I don't think I'm alone, when I say that sex has long been a part of my life. Coming to sexuality as late as I did (age 22), I can clearly remember the pain of my non-sexual existence. So it is, that at the relatively late age of 65, I choose in this song cycle to celebrate sex — raw, rough, and risquè. These are not songs of love, longing, or languorous lassitude. Such emotions are already well documented in the art-song literature. My Favorite Penis Poems sings of the unspeakable, or at least the heretofore unsung. Central to all the poems is, of course, the rise and fall of His Majesty, the Penis.

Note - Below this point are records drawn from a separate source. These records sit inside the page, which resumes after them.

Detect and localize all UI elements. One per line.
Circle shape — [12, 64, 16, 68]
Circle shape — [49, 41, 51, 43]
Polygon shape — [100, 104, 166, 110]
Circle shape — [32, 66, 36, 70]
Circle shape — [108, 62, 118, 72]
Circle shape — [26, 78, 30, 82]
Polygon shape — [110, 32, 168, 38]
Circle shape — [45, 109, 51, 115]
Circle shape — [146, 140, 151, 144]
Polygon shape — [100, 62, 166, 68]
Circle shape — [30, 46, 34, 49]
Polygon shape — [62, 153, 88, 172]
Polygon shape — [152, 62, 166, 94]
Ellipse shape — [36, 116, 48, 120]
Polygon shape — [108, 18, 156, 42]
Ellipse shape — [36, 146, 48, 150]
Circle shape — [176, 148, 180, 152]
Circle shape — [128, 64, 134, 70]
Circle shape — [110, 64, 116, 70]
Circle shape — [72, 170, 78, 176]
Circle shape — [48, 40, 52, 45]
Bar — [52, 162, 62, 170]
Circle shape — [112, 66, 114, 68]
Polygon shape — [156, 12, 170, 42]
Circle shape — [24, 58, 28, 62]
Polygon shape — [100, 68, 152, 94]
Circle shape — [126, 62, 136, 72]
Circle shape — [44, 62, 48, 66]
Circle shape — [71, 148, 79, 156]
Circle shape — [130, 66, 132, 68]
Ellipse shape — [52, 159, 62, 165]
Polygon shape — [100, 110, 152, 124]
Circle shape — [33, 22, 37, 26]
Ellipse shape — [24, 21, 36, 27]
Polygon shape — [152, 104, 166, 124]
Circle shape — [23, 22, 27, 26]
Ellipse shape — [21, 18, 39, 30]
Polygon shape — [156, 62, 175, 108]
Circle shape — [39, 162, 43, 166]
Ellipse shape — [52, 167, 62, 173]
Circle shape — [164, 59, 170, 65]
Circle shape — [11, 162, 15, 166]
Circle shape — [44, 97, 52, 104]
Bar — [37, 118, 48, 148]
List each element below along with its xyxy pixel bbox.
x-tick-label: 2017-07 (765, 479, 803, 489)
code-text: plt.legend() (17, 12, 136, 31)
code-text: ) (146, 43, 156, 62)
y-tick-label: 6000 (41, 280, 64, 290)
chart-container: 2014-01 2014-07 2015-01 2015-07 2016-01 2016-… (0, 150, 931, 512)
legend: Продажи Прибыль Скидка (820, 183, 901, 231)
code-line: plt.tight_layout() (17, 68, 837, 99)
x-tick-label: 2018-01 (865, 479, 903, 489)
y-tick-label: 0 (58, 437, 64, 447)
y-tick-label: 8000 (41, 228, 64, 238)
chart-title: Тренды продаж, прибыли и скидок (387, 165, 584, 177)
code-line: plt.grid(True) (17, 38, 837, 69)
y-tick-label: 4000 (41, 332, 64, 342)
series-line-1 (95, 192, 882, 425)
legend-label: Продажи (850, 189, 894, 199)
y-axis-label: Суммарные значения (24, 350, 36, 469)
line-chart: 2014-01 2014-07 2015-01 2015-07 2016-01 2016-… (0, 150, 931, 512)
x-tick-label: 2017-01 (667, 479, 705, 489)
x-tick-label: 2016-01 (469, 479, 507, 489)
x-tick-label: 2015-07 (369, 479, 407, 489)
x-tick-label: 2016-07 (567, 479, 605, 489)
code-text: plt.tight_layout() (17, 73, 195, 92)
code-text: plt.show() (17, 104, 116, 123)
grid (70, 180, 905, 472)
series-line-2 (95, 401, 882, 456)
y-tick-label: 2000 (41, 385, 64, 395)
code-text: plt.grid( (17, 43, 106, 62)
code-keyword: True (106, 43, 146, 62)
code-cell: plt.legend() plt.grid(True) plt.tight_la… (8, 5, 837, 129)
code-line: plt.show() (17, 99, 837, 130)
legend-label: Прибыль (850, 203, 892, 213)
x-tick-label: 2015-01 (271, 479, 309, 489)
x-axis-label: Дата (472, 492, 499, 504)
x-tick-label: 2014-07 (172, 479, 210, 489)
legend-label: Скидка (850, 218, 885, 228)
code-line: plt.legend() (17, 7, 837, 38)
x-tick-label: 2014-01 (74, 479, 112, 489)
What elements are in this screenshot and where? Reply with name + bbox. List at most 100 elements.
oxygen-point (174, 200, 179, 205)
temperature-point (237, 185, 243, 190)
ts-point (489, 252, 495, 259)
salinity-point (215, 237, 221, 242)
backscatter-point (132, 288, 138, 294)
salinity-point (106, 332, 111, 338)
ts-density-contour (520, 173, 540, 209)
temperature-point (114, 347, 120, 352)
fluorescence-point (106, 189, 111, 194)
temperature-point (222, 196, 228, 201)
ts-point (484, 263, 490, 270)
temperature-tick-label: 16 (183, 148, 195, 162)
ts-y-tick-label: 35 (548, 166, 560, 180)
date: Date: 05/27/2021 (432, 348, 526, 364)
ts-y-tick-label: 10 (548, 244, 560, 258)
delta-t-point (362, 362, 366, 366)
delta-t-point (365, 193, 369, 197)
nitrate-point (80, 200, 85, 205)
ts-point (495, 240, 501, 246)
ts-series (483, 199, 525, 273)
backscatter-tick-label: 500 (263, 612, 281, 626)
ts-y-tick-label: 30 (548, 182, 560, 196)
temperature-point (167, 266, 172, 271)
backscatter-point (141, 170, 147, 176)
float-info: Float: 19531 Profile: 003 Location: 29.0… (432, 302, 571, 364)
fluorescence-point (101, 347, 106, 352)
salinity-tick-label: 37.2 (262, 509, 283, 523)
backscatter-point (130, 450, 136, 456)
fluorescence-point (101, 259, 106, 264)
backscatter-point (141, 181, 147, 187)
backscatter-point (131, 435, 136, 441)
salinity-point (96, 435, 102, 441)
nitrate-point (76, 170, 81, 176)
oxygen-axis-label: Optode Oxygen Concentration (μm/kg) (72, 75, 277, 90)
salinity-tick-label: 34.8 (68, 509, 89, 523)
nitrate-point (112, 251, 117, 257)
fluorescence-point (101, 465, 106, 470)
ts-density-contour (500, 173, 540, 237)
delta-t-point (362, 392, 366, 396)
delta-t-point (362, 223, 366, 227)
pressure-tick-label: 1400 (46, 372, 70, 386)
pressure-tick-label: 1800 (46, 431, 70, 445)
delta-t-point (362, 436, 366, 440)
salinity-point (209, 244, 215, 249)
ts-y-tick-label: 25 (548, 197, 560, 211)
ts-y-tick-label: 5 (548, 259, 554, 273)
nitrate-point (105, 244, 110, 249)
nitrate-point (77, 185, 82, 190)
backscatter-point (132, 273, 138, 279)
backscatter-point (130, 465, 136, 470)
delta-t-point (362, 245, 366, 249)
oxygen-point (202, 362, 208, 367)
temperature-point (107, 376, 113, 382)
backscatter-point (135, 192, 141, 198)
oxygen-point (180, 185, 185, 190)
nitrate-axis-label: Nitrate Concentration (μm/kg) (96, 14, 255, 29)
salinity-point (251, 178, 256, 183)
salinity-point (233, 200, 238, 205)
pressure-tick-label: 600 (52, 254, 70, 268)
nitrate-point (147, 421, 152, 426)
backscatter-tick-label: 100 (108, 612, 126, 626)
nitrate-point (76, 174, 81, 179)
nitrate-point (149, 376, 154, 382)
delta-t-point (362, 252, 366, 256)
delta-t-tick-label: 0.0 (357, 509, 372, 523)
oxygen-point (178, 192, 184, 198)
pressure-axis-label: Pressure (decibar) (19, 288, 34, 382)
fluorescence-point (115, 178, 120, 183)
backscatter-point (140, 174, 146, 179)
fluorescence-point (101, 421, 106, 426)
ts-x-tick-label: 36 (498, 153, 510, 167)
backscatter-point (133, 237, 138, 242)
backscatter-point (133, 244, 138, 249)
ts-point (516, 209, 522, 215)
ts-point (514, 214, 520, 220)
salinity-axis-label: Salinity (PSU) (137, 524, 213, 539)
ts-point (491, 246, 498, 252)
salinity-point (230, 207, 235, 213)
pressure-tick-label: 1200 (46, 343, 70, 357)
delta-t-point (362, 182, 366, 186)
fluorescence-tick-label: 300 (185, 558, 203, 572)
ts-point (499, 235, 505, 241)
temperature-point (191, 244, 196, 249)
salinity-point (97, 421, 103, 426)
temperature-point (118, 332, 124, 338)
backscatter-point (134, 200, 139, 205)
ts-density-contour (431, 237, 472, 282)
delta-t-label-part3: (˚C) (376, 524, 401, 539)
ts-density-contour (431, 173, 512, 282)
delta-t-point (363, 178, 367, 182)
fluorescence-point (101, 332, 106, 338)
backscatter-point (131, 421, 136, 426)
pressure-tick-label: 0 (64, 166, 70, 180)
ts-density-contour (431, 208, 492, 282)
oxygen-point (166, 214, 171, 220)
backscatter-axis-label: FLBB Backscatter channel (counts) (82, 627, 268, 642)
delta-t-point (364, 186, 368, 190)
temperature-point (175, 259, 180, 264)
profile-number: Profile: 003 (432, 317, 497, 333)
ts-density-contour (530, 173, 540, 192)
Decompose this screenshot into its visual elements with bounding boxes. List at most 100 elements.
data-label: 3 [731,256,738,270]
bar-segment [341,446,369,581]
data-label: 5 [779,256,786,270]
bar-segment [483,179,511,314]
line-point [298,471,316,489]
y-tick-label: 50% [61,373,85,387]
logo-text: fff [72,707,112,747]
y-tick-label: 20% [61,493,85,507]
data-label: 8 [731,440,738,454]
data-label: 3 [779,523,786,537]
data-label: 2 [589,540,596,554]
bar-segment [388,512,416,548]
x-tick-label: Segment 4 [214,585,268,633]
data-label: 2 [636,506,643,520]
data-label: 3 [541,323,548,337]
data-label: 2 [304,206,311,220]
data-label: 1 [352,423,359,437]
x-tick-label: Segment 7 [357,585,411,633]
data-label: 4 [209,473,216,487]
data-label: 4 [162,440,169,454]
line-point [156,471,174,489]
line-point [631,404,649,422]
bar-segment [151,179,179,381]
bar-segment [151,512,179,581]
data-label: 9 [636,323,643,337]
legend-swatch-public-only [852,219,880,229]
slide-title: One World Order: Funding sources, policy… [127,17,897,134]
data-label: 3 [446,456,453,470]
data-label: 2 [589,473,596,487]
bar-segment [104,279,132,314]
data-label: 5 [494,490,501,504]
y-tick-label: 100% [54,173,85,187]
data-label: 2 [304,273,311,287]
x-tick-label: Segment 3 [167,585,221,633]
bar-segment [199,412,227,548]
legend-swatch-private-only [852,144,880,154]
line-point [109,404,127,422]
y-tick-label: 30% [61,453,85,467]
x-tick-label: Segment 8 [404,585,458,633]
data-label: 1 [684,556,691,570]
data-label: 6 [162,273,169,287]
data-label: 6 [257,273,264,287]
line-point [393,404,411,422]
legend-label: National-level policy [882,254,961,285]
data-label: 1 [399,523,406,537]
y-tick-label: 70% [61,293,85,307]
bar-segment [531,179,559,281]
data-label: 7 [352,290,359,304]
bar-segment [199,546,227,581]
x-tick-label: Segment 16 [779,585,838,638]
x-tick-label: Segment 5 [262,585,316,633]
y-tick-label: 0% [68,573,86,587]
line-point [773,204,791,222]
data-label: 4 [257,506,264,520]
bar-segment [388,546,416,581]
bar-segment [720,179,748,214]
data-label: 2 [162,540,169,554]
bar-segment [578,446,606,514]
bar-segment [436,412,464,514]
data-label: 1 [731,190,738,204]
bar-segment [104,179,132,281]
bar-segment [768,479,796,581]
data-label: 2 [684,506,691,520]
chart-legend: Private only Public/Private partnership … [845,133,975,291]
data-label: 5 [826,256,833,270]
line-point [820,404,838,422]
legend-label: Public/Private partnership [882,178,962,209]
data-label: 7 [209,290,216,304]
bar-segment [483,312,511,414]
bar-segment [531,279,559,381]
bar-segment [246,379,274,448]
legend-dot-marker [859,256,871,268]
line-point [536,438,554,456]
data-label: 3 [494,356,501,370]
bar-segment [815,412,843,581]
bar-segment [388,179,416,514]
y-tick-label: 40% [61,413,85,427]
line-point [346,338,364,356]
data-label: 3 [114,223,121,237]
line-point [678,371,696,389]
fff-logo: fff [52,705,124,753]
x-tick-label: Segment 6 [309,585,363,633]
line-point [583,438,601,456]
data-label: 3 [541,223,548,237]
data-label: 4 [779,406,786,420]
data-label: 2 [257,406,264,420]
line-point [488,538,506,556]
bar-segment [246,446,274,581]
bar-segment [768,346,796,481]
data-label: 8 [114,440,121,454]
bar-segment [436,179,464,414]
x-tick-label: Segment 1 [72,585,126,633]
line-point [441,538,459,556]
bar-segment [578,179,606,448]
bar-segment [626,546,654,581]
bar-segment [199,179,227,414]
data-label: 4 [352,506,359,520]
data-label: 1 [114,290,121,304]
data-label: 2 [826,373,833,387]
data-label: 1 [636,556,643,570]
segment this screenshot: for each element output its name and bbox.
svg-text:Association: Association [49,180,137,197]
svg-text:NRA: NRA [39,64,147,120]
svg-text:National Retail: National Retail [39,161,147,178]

Most of the poetry has been written by recognized master-poets, one of whom is "straight" and the others gay. Let me comment briefly on each of the six songs: the final poem, "Please Master," is truly shocking — a detailed reenactment of an S/M scene — and is the cycle's only duet. Two of the preceding poems are funny, bawdy and very gay (70's style) — Edward Field's "Street Instructions: At the Crotch" and Alfred Corn's "Hot to Trot." Appropriately enough, I've subtitled the Corn setting, "Fantasy on theme's of Strauss' [steamy] opera, Der Rosenkavalier." In "The Importance of Gourd-Crafting," the 12th-century mystic poet Rumi has written a Grand Guignol morality tale full of blood, bestiality and penile-fixated women — as only a 12th-century mystic could! Marilyn Kallet's "Die Forelle" takes a contemporary look at the heterosexual-female-voyeur sensibility, though here one might more appropriately speak of her protagonist's "trout fixation." And finally, there is the cycle's opening poem, Antler's "Now You Know" — a whimsical leap into a prenatal, what-if world, where baby boners go "from limp to hard a thousand times" and penises, as well as vaginas, can give birth to "the little baby-to-be-that-is-you."

Prick up your ears, now, as the music swell! Hopefully, this is not poppycock and will not be too hard — on your virgin sensibilities.

– David Del Tredici, October 2002

David Del Tredici offered a song with words, "Now You Know," though they could scarcely by made out in Tom Cipullo's performance in pseudo-operatic style over Mr. Del Tredici's enthusiastic piano-playing. Such anonymity would seem to defeat the purpose of this excerpt from "a pornographic song cycle," in Mr. Del Tredici's words. The text, by a poet names simply Antler, announces the results of "new studies," that "male babies get erections in the womb on the average of five times a day," and lets imagine the roam.